News of the Infinite

Asked if he was lonesome in his hut on Walden Pond, our neighbor Henry Thoreau famously replied, “How could I be lonely? Don’t I live in the Milky Way?”
Thoreau doubtless would have been encouraged by the recent discovery of Kepler-22, a planet just 600 light years from earth right in the Goldilocks zone: not too hot, not too cold, but a balmy 72 degrees on the surface, just right for organic chemistry to flourish. It’s just one of 139 potentially habitable worlds sighted since the Kepler spacecraft started looking for them a couple of years ago. And given the size of our galaxy, there are almost certainly billions of others.

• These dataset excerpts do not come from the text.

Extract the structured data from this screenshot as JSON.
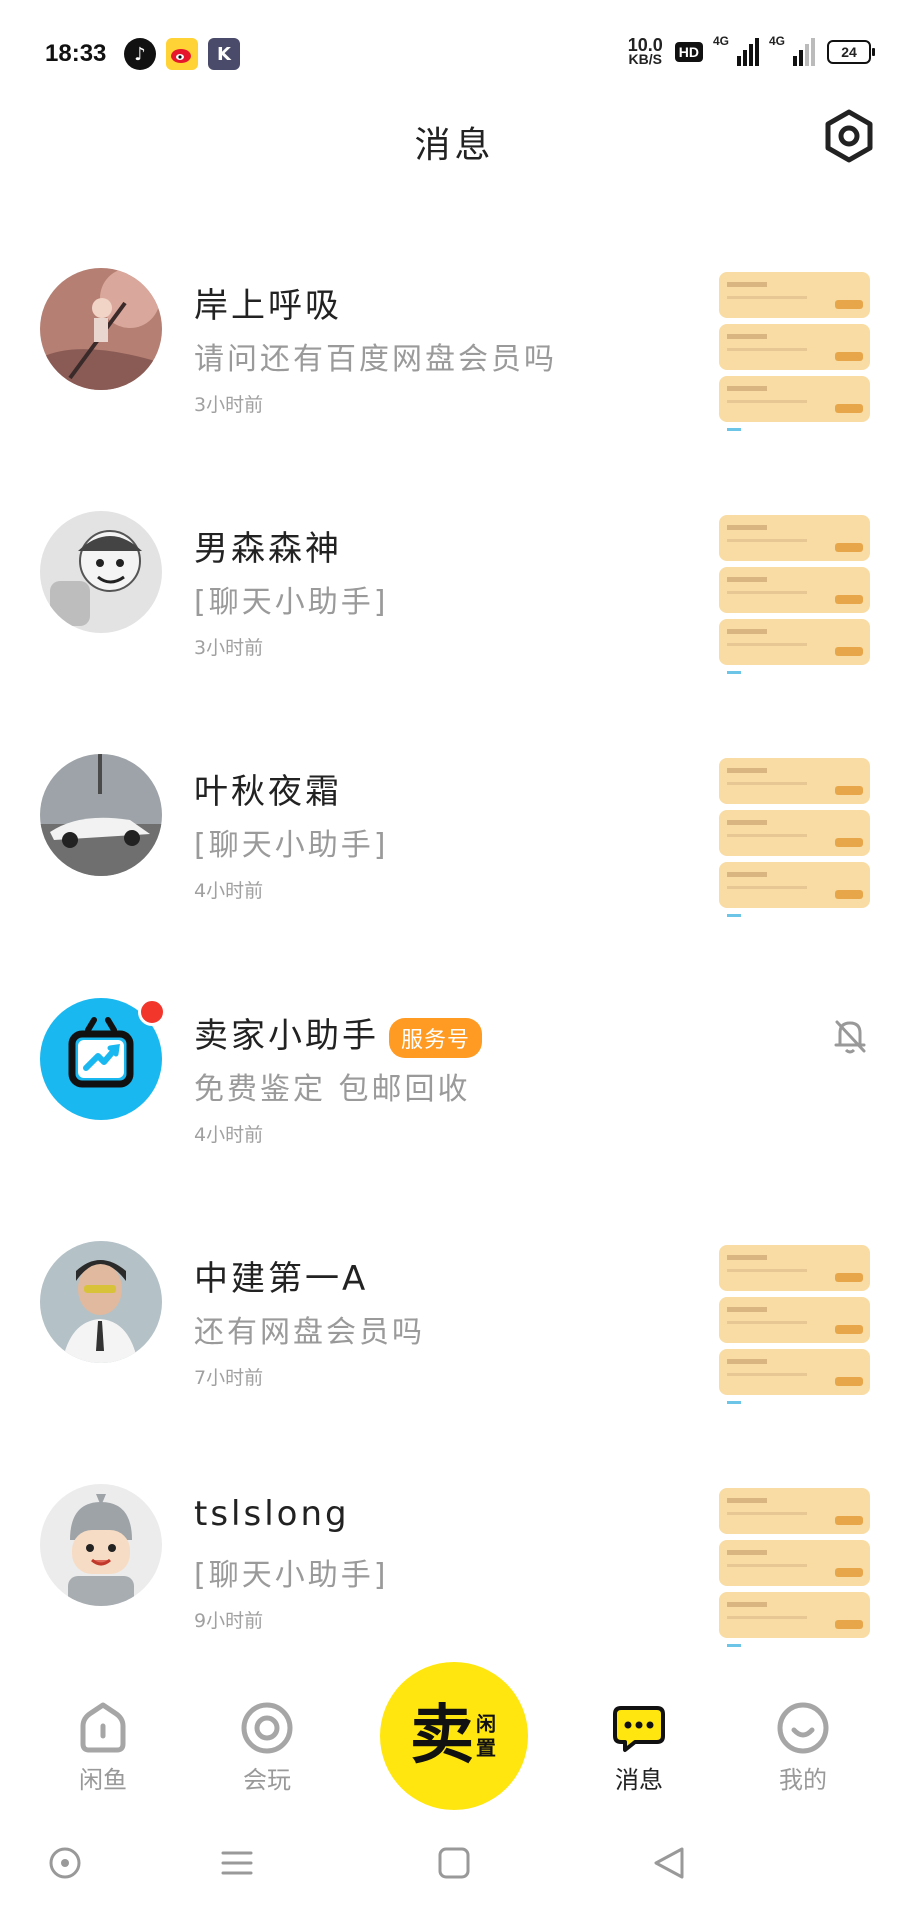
{
  "status_bar": {
    "time": "18:33",
    "speed_value": "10.0",
    "speed_unit": "KB/S",
    "hd_label": "HD",
    "signal_1": "4G",
    "signal_2": "4G",
    "battery": "24",
    "app_icons": [
      "tiktok-icon",
      "weibo-icon",
      "k-app-icon"
    ]
  },
  "header": {
    "title": "消息",
    "settings_icon": "settings-icon"
  },
  "conversations": [
    {
      "name": "岸上呼吸",
      "preview": "请问还有百度网盘会员吗",
      "time": "3小时前",
      "has_thumbnail": true
    },
    {
      "name": "男森森神",
      "preview": "[聊天小助手]",
      "time": "3小时前",
      "has_thumbnail": true
    },
    {
      "name": "叶秋夜霜",
      "preview": "[聊天小助手]",
      "time": "4小时前",
      "has_thumbnail": true
    },
    {
      "name": "卖家小助手",
      "tag": "服务号",
      "preview": "免费鉴定 包邮回收",
      "time": "4小时前",
      "has_unread_dot": true,
      "muted": true
    },
    {
      "name": "中建第一A",
      "preview": "还有网盘会员吗",
      "time": "7小时前",
      "has_thumbnail": true
    },
    {
      "name": "tslslong",
      "preview": "[聊天小助手]",
      "time": "9小时前",
      "has_thumbnail": true
    }
  ],
  "tabbar": {
    "items": [
      {
        "label": "闲鱼",
        "icon": "home-icon",
        "active": false
      },
      {
        "label": "会玩",
        "icon": "play-circle-icon",
        "active": false
      },
      {
        "label": "消息",
        "icon": "message-bubble-icon",
        "active": true
      },
      {
        "label": "我的",
        "icon": "smile-face-icon",
        "active": false
      }
    ],
    "sell_button": {
      "big": "卖",
      "small": "闲置"
    }
  },
  "colors": {
    "accent_yellow": "#ffe60f",
    "tag_orange": "#ff9b22",
    "unread_red": "#f2362c",
    "avatar_blue": "#1ab8f0"
  }
}
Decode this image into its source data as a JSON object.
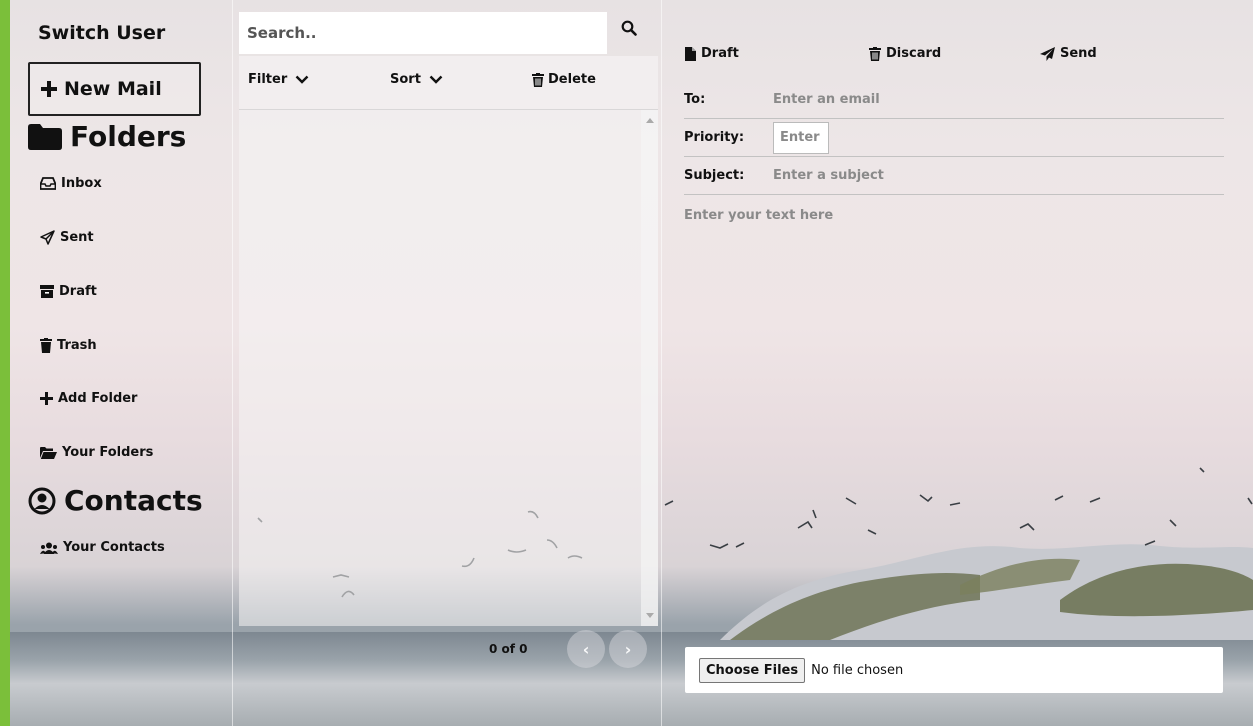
{
  "sidebar": {
    "switch_user": "Switch User",
    "new_mail": "New Mail",
    "folders_title": "Folders",
    "items": [
      {
        "label": "Inbox",
        "icon": "inbox-icon"
      },
      {
        "label": "Sent",
        "icon": "paper-plane-icon"
      },
      {
        "label": "Draft",
        "icon": "archive-icon"
      },
      {
        "label": "Trash",
        "icon": "trash-icon"
      },
      {
        "label": "Add Folder",
        "icon": "plus-icon"
      },
      {
        "label": "Your Folders",
        "icon": "folder-open-icon"
      }
    ],
    "contacts_title": "Contacts",
    "contacts_items": [
      {
        "label": "Your Contacts",
        "icon": "users-icon"
      }
    ]
  },
  "mail_list": {
    "search_placeholder": "Search..",
    "filter_label": "Filter",
    "sort_label": "Sort",
    "delete_label": "Delete",
    "pagination": "0 of 0"
  },
  "compose": {
    "draft_label": "Draft",
    "discard_label": "Discard",
    "send_label": "Send",
    "to_label": "To:",
    "to_placeholder": "Enter an email",
    "priority_label": "Priority:",
    "priority_placeholder": "Enter",
    "subject_label": "Subject:",
    "subject_placeholder": "Enter a subject",
    "body_placeholder": "Enter your text here",
    "file_button": "Choose Files",
    "file_status": "No file chosen"
  },
  "colors": {
    "accent_bar": "#7bbf3a"
  }
}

Life is probably widespread in our universe, scientists now agree. Back when I was a boy, a famous experiment produced amino acids (the building blocks of proteins) by flashing an electric spark through a beaker of ammonia, methane, hydrogen and water vapor—thought to be the primitive components of earth’s atmosphere. The theory was that, long ago, a lucky lightning strike in a shallow pond produced the first protoplasm. But now we know that amino acids are everywhere: in the tails of comets and in the dust of interstellar space. Wherever conditions are right, evolution takes off.
And conditions are right all over, not just on places like Enceladus, a moon of Saturn where liquid water has been proven present in geysers. Many cosmologists agree that the cosmos appears propitiously suited to life, right down to the fundamental constants that govern gravity and allow stars and planets to form at all.
Of course, this doesn’t necessarily mean that the universe was “designed” for beings like us. But it does put a new twist on old legends like the Christmas star. Does it really matter whether a nova appeared over Bethlehem all those years ago? For me, the real wonder is that we are all born out stars, every molecule in our bodies forged in the furnaces of the heavens.
What this means is that we humans belong here. We are not just accidental tourists in this world. We have grown out time and space as naturally as grass pushes up through city sidewalks. And we are linked to nature, not only in our biology but in our minds and spirits also, which conceive space probes like Kepler and seem eternally fascinated by the big questions of where we come from and where we fit into the greater scheme.

Who cares whether astronomers find another habitable planet anyway? It would take 22 million years for our fastest rockets to reach Kepler -22, not even figuring in pit stops. But the answer is, people care. For beyond the business cycle, the election cycle, and other ephemeral headlines, human beings remain creatures hungry for news of the infinite. And for me at least, it is satisfying to know not only that we live in the Milky Way. In some important sense, the Milky Way—in all its brilliance and unfathomable extent --also lives in us.